Providing the summary results and conclusions based on the results:

In [40]:
# Logistic Model with the response variable 'ab_page' and the countries as the explanatory variables
lm = sm.Logit(df2['ab_page'], df2[['intercept', 'CA', 'UK']])
result = lm.fit()
result.summary()
Optimization terminated successfully.
         Current function value: 0.760413
         Iterations 3
C:\Users\alldocube\Anaconda3\envs\py3\lib\site-packages\statsmodels\base\model.py:488: HessianInversionWarning: Inverting hessian failed, no bse or cov_params available
  'available', HessianInversionWarning)
C:\Users\alldocube\Anaconda3\envs\py3\lib\site-packages\statsmodels\base\model.py:488: HessianInversionWarning: Inverting hessian failed, no bse or cov_params available
  'available', HessianInversionWarning)
C:\Users\alldocube\Anaconda3\envs\py3\lib\site-packages\statsmodels\discrete\discrete_model.py:3313: RuntimeWarning: divide by zero encountered in double_scalars
  return 1 - self.llf/self.llnull
Out[40]:
Logit Regression Results
Dep.

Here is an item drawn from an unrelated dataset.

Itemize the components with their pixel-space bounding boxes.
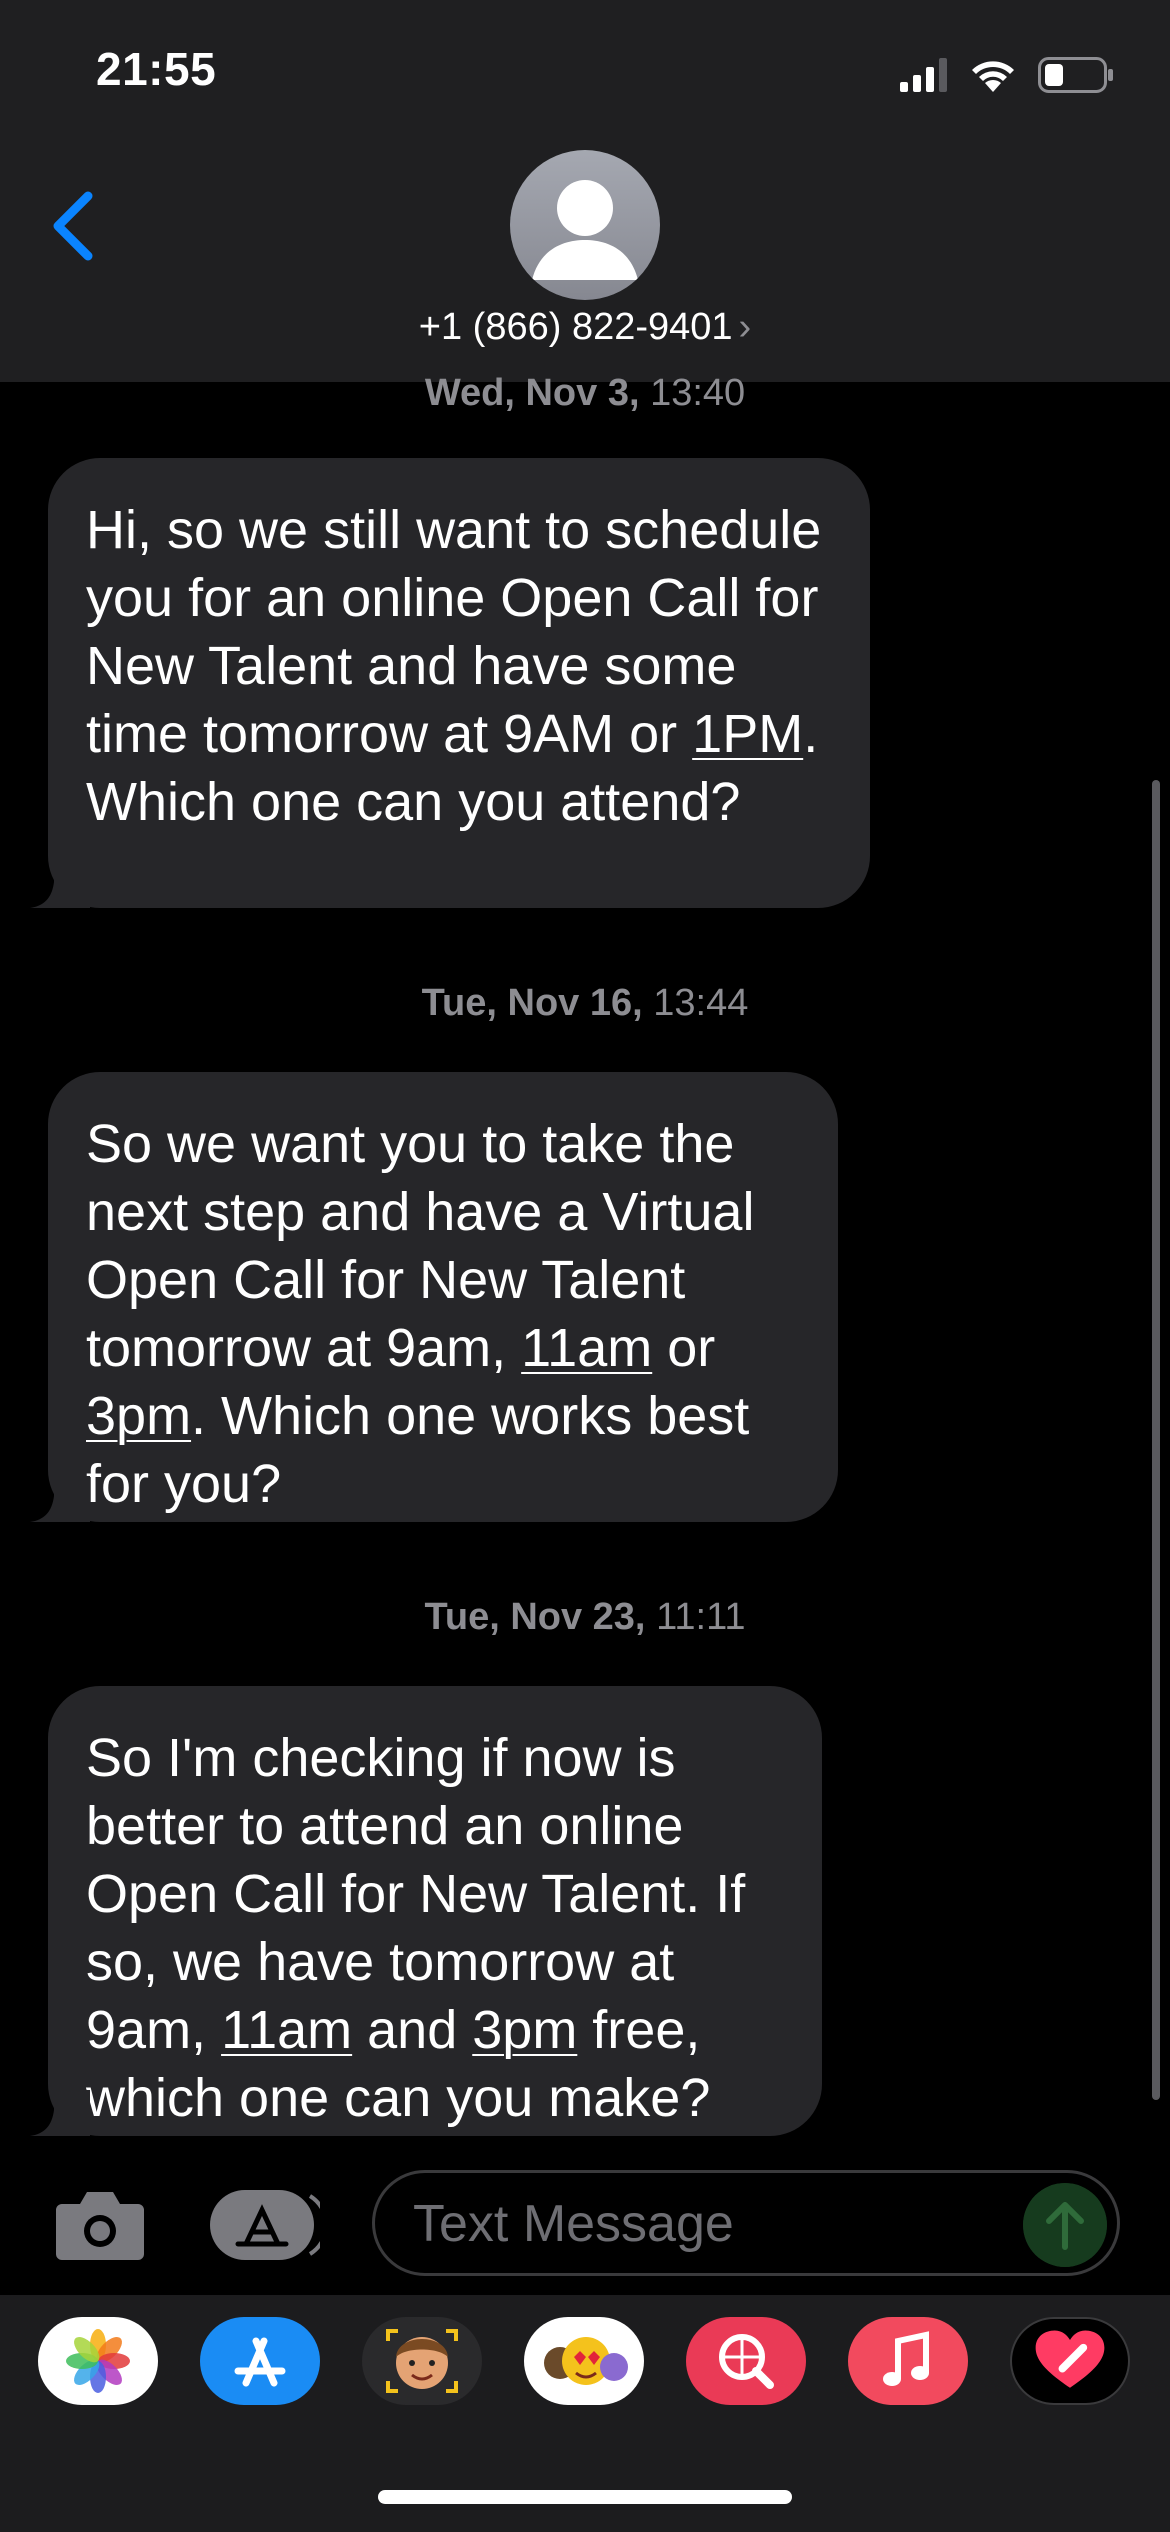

Variable: ab_page No. Observations: 290584
Model: Logit Df Residuals: 290581
Method: MLE Df Model: 2
Date: Sun, 07 Oct 2018 Pseudo R-squ.: inf
Time: 01:29:25 Log-Likelihood: -2.2096e+05
converged: True LL-Null: 0.0000
LLR p-value: 1.000
coef std err z P>|z| [0.025 0.975]
intercept 0.0018 0.004 0.414 0.679 -0.007 0.011
CA 0.0124 0.017 0.720 0.472 -0.021 0.046
UK -0.0088 0.009 -1.023 0.306 -0.026 0.008

Answer: The summary result of the logistic regression reveals no significant correlation between the page and the country, since each of the p-values are too large. This gives evidence that any multiple regression using both factors will presumably not lead to false coefficients.